FriendsOfPHP / Goutte

Goutte, a simple PHP Web Scraper
MIT License
9.26k stars 1.01k forks source link

Unable To exclude outbound links from filter results #420

Closed michaelbarley closed 4 years ago

michaelbarley commented 4 years ago

My goal is to build a web scraper that receives a webpage URL and returns inbound links.

The particular page i'm scaping has inbound and outbound links.

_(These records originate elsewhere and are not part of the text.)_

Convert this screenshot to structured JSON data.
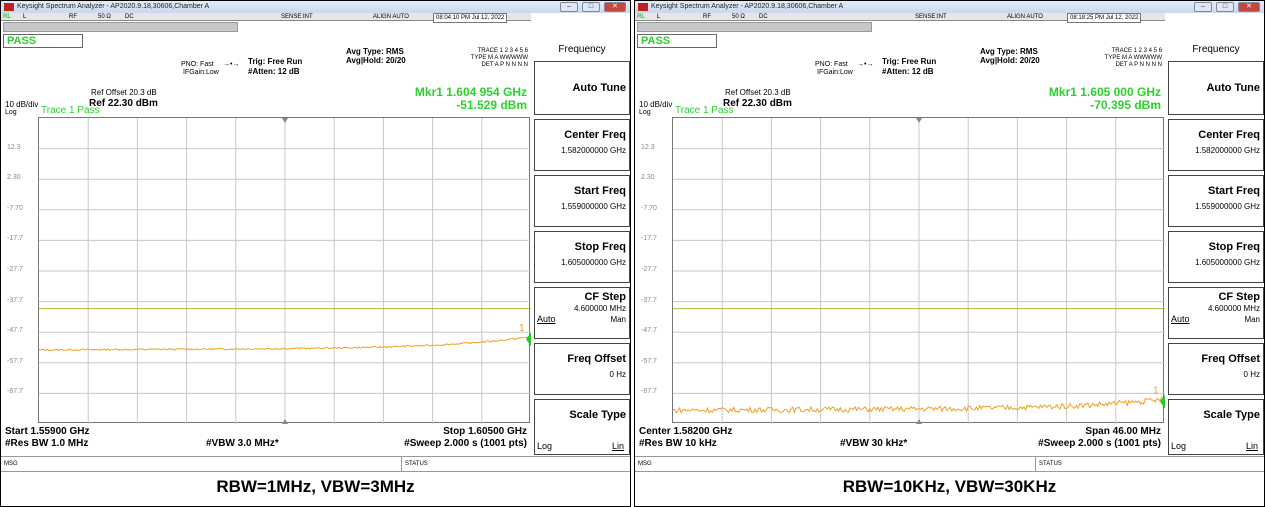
{
  "panels": [
    {
      "window_title": "Keysight Spectrum Analyzer - AP2020.9.18,30606,Chamber A",
      "top_row": {
        "rf": "RF",
        "impedance": "50 Ω",
        "coupling": "DC",
        "sense": "SENSE:INT",
        "align": "ALIGN AUTO",
        "time": "08:04:10 PM Jul 12, 2022",
        "mode_l": "L"
      },
      "status": "PASS",
      "pno": "PNO: Fast",
      "ifgain": "IFGain:Low",
      "trig": "Trig: Free Run",
      "atten": "#Atten: 12 dB",
      "avg_type": "Avg Type: RMS",
      "avg_hold": "Avg|Hold: 20/20",
      "trace_line1": "TRACE 1 2 3 4 5 6",
      "trace_line2": "TYPE M A WWWWW",
      "trace_line3": "DET A P N N N N",
      "ref_offset": "Ref Offset 20.3 dB",
      "scale": "10 dB/div",
      "ref_level": "Ref 22.30 dBm",
      "log_label": "Log",
      "marker_freq": "Mkr1 1.604 954 GHz",
      "marker_amp": "-51.529 dBm",
      "trace_pass": "Trace 1 Pass",
      "y_ticks": [
        "12.3",
        "2.30",
        "-7.70",
        "-17.7",
        "-27.7",
        "-37.7",
        "-47.7",
        "-57.7",
        "-67.7"
      ],
      "marker_label": "1",
      "start": "Start 1.55900 GHz",
      "stop": "Stop 1.60500 GHz",
      "rbw": "#Res BW 1.0 MHz",
      "vbw": "#VBW 3.0 MHz*",
      "sweep": "#Sweep  2.000 s (1001 pts)",
      "msg": "MSG",
      "status_label": "STATUS",
      "caption": "RBW=1MHz, VBW=3MHz",
      "trace_level": -53.5,
      "trace_end": -50.0,
      "noise": 0.25
    },
    {
      "window_title": "Keysight Spectrum Analyzer - AP2020.9.18,30606,Chamber A",
      "top_row": {
        "rf": "RF",
        "impedance": "50 Ω",
        "coupling": "DC",
        "sense": "SENSE:INT",
        "align": "ALIGN AUTO",
        "time": "08:18:25 PM Jul 12, 2022",
        "mode_l": "L"
      },
      "status": "PASS",
      "pno": "PNO: Fast",
      "ifgain": "IFGain:Low",
      "trig": "Trig: Free Run",
      "atten": "#Atten: 12 dB",
      "avg_type": "Avg Type: RMS",
      "avg_hold": "Avg|Hold: 20/20",
      "trace_line1": "TRACE 1 2 3 4 5 6",
      "trace_line2": "TYPE M A WWWWW",
      "trace_line3": "DET A P N N N N",
      "ref_offset": "Ref Offset 20.3 dB",
      "scale": "10 dB/div",
      "ref_level": "Ref 22.30 dBm",
      "log_label": "Log",
      "marker_freq": "Mkr1 1.605 000 GHz",
      "marker_amp": "-70.395 dBm",
      "trace_pass": "Trace 1 Pass",
      "y_ticks": [
        "12.3",
        "2.30",
        "-7.70",
        "-17.7",
        "-27.7",
        "-37.7",
        "-47.7",
        "-57.7",
        "-67.7"
      ],
      "marker_label": "1",
      "start": "Center 1.58200 GHz",
      "stop": "Span 46.00 MHz",
      "rbw": "#Res BW 10 kHz",
      "vbw": "#VBW 30 kHz*",
      "sweep": "#Sweep  2.000 s (1001 pts)",
      "msg": "MSG",
      "status_label": "STATUS",
      "caption": "RBW=10KHz, VBW=30KHz",
      "trace_level": -73.2,
      "trace_end": -70.4,
      "noise": 0.9
    }
  ],
  "softkeys": {
    "header": "Frequency",
    "auto_tune": "Auto Tune",
    "center_freq": {
      "title": "Center Freq",
      "value": "1.582000000 GHz"
    },
    "start_freq": {
      "title": "Start Freq",
      "value": "1.559000000 GHz"
    },
    "stop_freq": {
      "title": "Stop Freq",
      "value": "1.605000000 GHz"
    },
    "cf_step": {
      "title": "CF Step",
      "value": "4.600000 MHz",
      "auto": "Auto",
      "man": "Man"
    },
    "freq_offset": {
      "title": "Freq Offset",
      "value": "0 Hz"
    },
    "scale_type": {
      "title": "Scale Type",
      "log": "Log",
      "lin": "Lin"
    }
  },
  "colors": {
    "trace": "#f0a020",
    "limit": "#b5b53a",
    "marker": "#22cc22",
    "pass": "#2bd12b"
  },
  "axis": {
    "ref_top": 22.3,
    "div_db": 10,
    "divisions": 10,
    "limit_db": -40.0
  }
}
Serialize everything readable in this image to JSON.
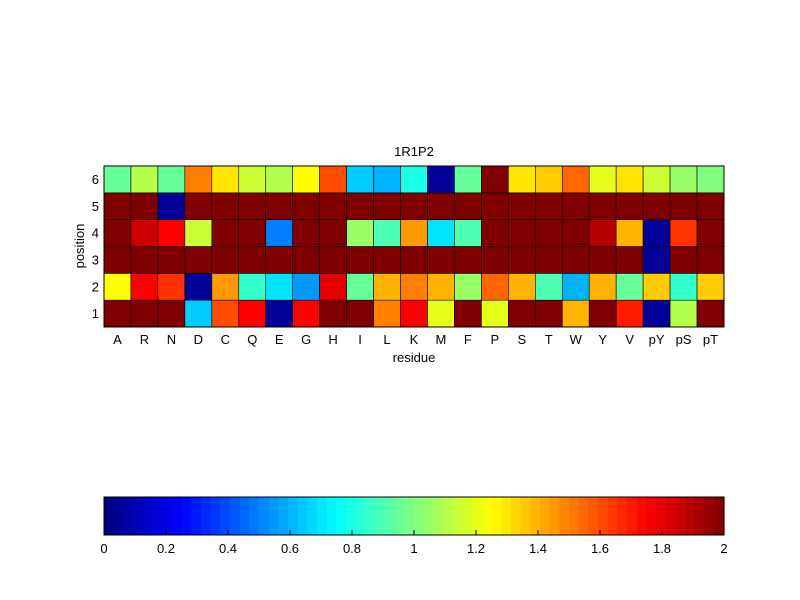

All inbound links don't include http:// or https:// The code looks like:

    $client = new Client(HttpClient::create(['timeout' => 60]));
    $urls = [];
    $crawler = $client->request('GET', 'https://www.symfony.com');
    $crawler->filter('a')->each(function ($node) use (&$urls) {
        // Exclude outbound links
        if (strpos($node->attr('href'), '://') !== true) {
            array_push($urls,$node->attr('href'));
        }

    });
    var_dump($urls);

My expected result would be an array that does not contain any string with '://'. This is not the case in the actual output which looks like:

array(114) {
  [0]=>
  string(1) "/"
  [1]=>
  string(22) "https://sensiolabs.com"
  [2]=>
  string(1) "/"
  [3]=>
  string(16) "/what-is-symfony"
  [4]=>
  string(23) "/doc/current/index.html"
  [5]=>
  string(25) "https://symfonycasts.com/"
}

I'm not sure how these outbound links are still passing my check to remove them.